Shelton also touts the potential for using biotechnology in diverse ways to help manage pests. Current discussion usually centers on the development of GE crops resistant to particular insects, but Shelton says rather than wading through the expensive and time-consuming process of creating and getting such crops registered, the focus also could be placed directly on engineering pests to control themselves: “In so many cases, maybe a more effective way of using biotech is to engineer the pest to take care of itself. We’ve got GE crops of all types, but let’s think about GE insects to supplement, or in some cases replace, those crops.”
“We’re at the cusp of utilization of GE insects. In 25 years, when someone sees an airplane spraying insecticides over a field, they may wonder if that’s the best way to control pests,” he adds.
Debut in a Decade?
Oxitec strains of Mediterranean fruit fly and fall armyworm are also in preparation. Are all agricultural insect pests a candidate for GE control? “The top consideration is whether they reproduce sexually,” says Neil Morrison, research lead for agricultural pest control at Oxitec. “That leaves most pests still on the table. Our technology is highly suitable for a whole lot of important pests.”
DBM has rapidly developed resistance to insecticides even when faced with sophisticated pest management programs. The mode of action within biotech DBM relies on mating, ensuring target-specific pest suppression, and avoidance of pollinators and other beneficial insects. Morrison says genetic engineering is a powerful alternative to insecticides and provides another much-needed IPM tool for growers.
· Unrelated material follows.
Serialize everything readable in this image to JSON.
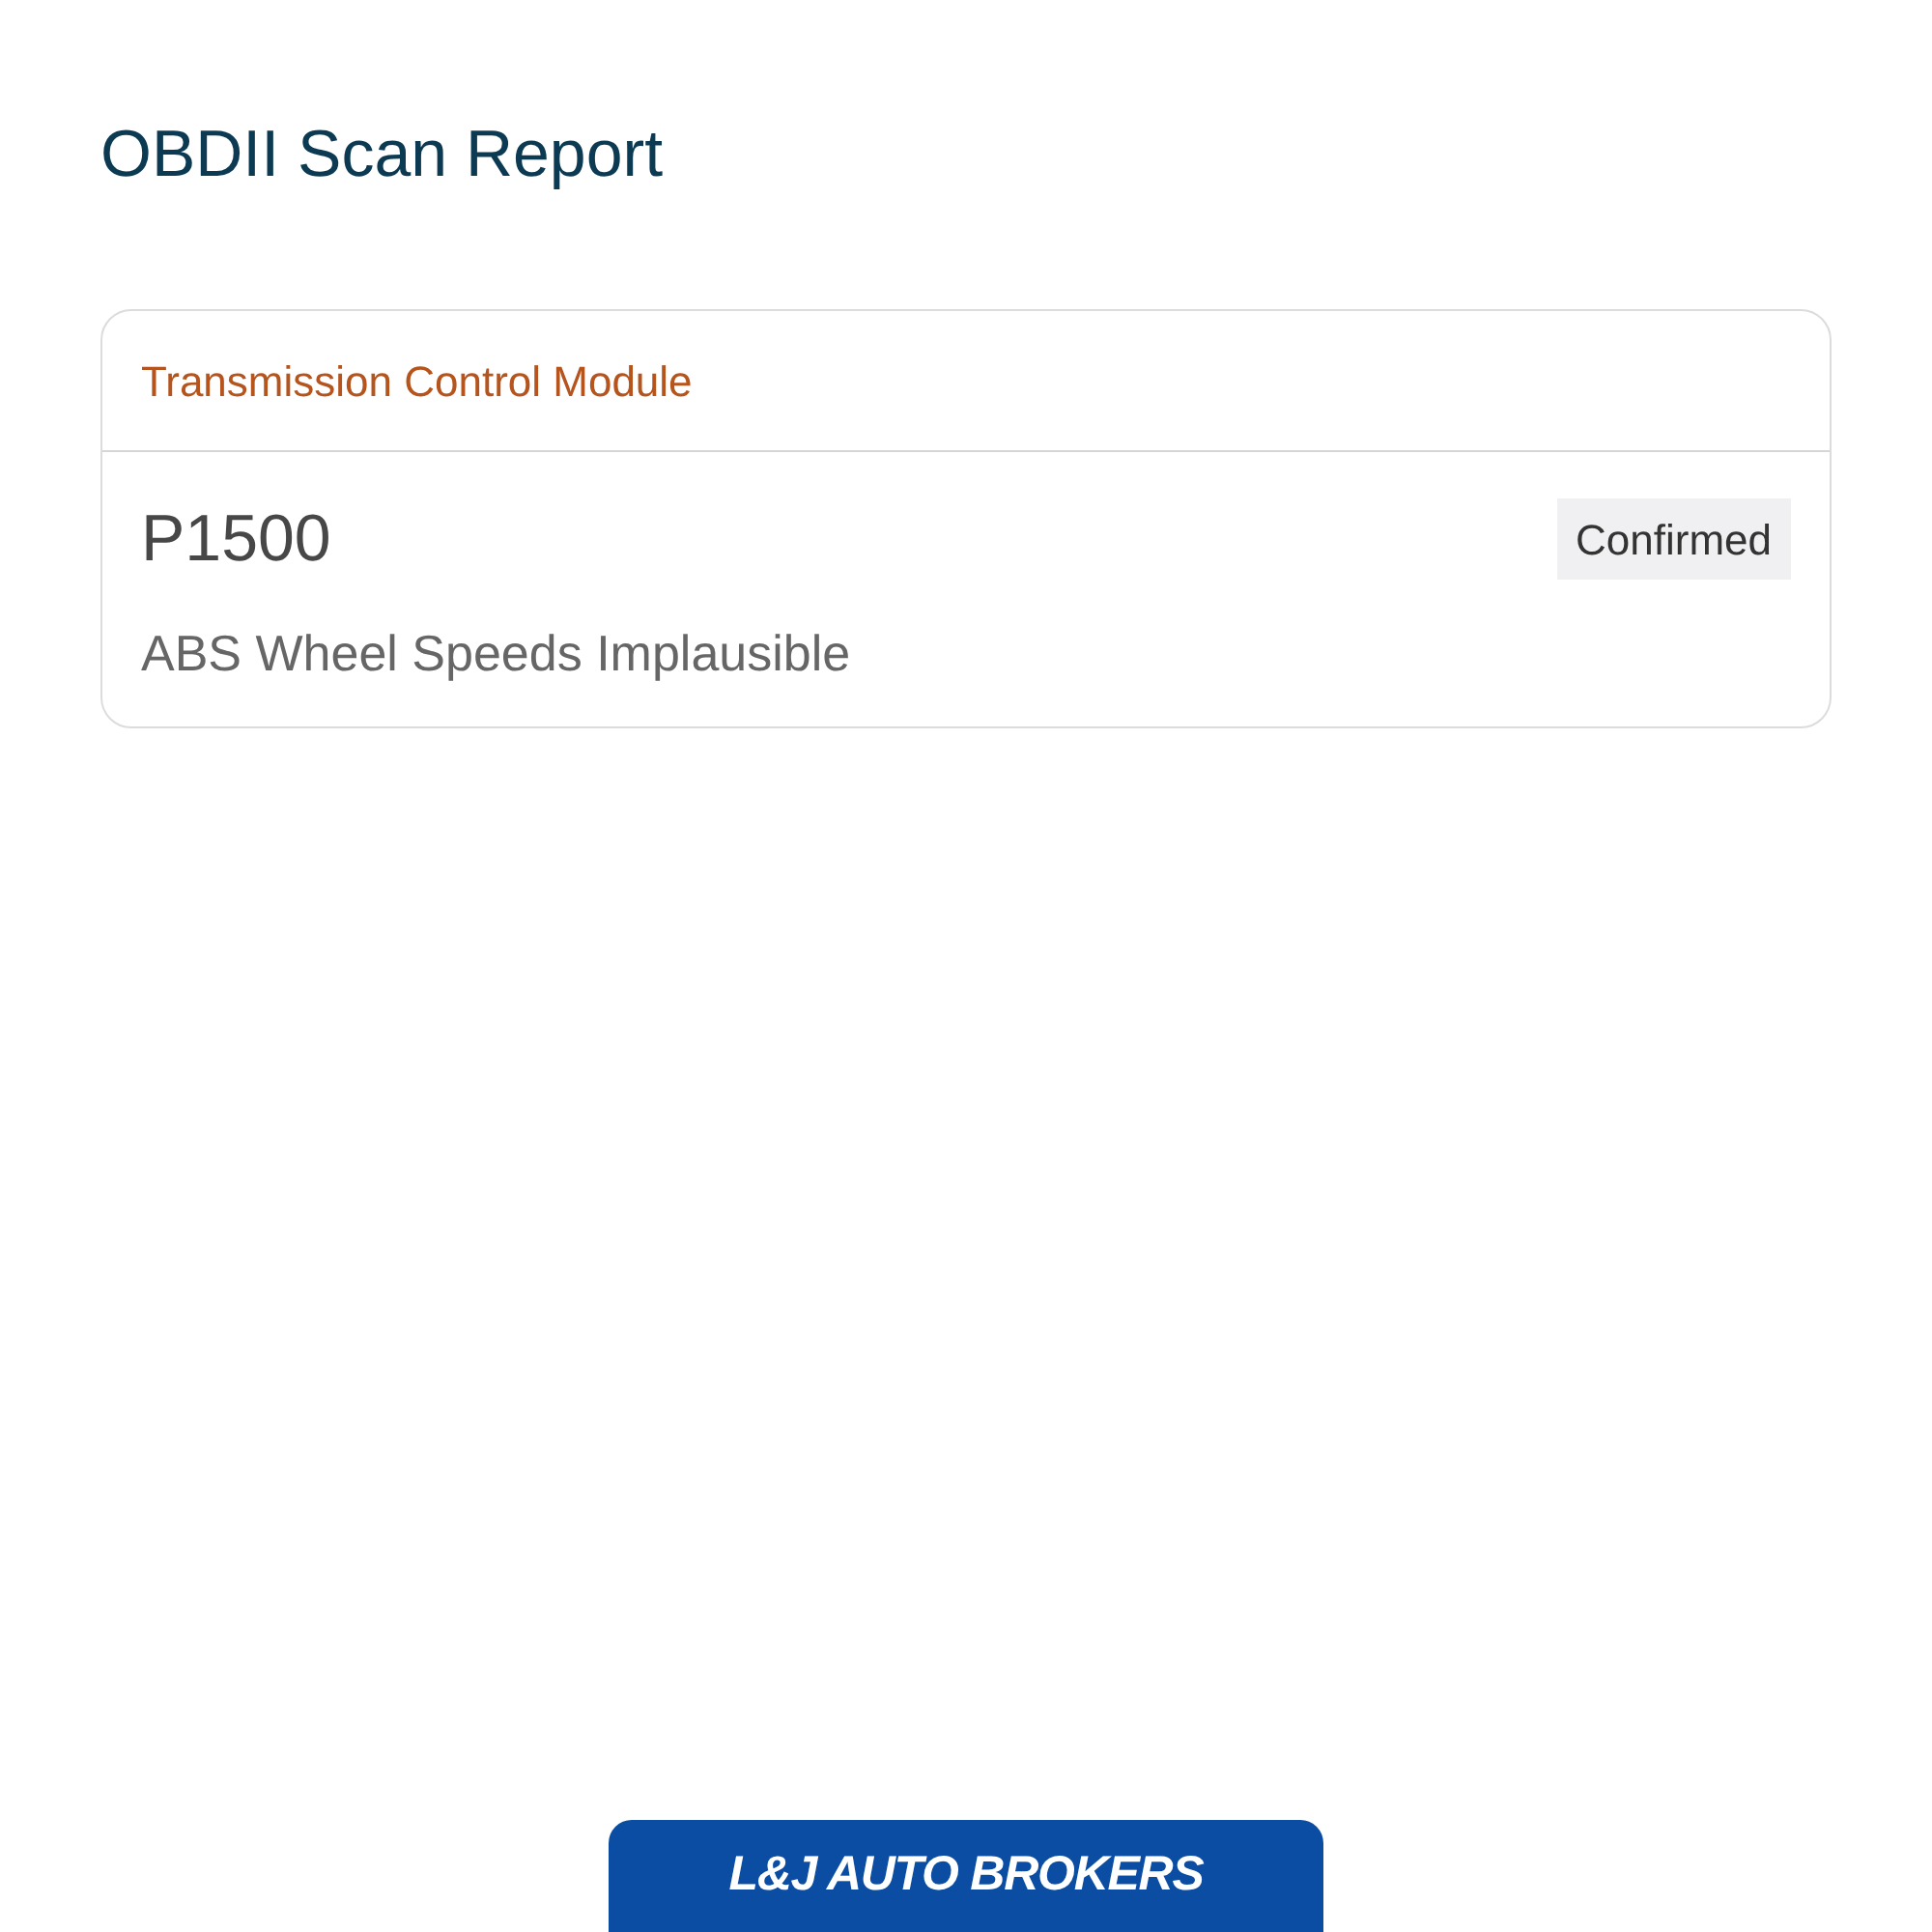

GE technology in use with DBM has an additional benefit to direct pest suppression, in that male progeny initially survive. “If our factory colony is insecticide susceptible, those susceptibility genes are pushed out into the pest population,” Morrison explains. “We’ve done laboratory tests indicating this could have a powerful resistance dilution effect. We potentially have a powerful tool for managing insect resistance to insecticides in biotech crops.”
When could biotech pest control make a commercial debut on farmland? Timelines depend on the regulatory process, but Morrison expects some GE insect use within a decade. Navigating EPA requirements for GE insects is a trip into uncharted waters. “Others who come after us may have an easier time,” says Sarah Hoey, communications manager at Oxitec. “Given the nature of our solution, the success of Oxitec relies on partnerships with each country. Working closely with collaborators around the world, we’re able to develop the best strategy for each location.”
Morrison believes GE technology is a powerful pest control agent and says the benefits extend beyond suppression: “This relies on mating and has the potential to reduce pest populations lower than other methods, but there is more: It protects other tools in the toolbox. Genetic engineering could be a solution for growers that find it difficult to control pests sustainably using conventional tools. In terms of IPM, this can fundamentally change the ways pests are managed.”
“We’re very passionate about this opportunity. Growers face increasing pressure to control pests in a way that doesn’t harm the environment beyond their fields,” Morrison adds. “This technology is one of the most sustainable means of pest control, period, and it has a lot to offer growers and the environment.”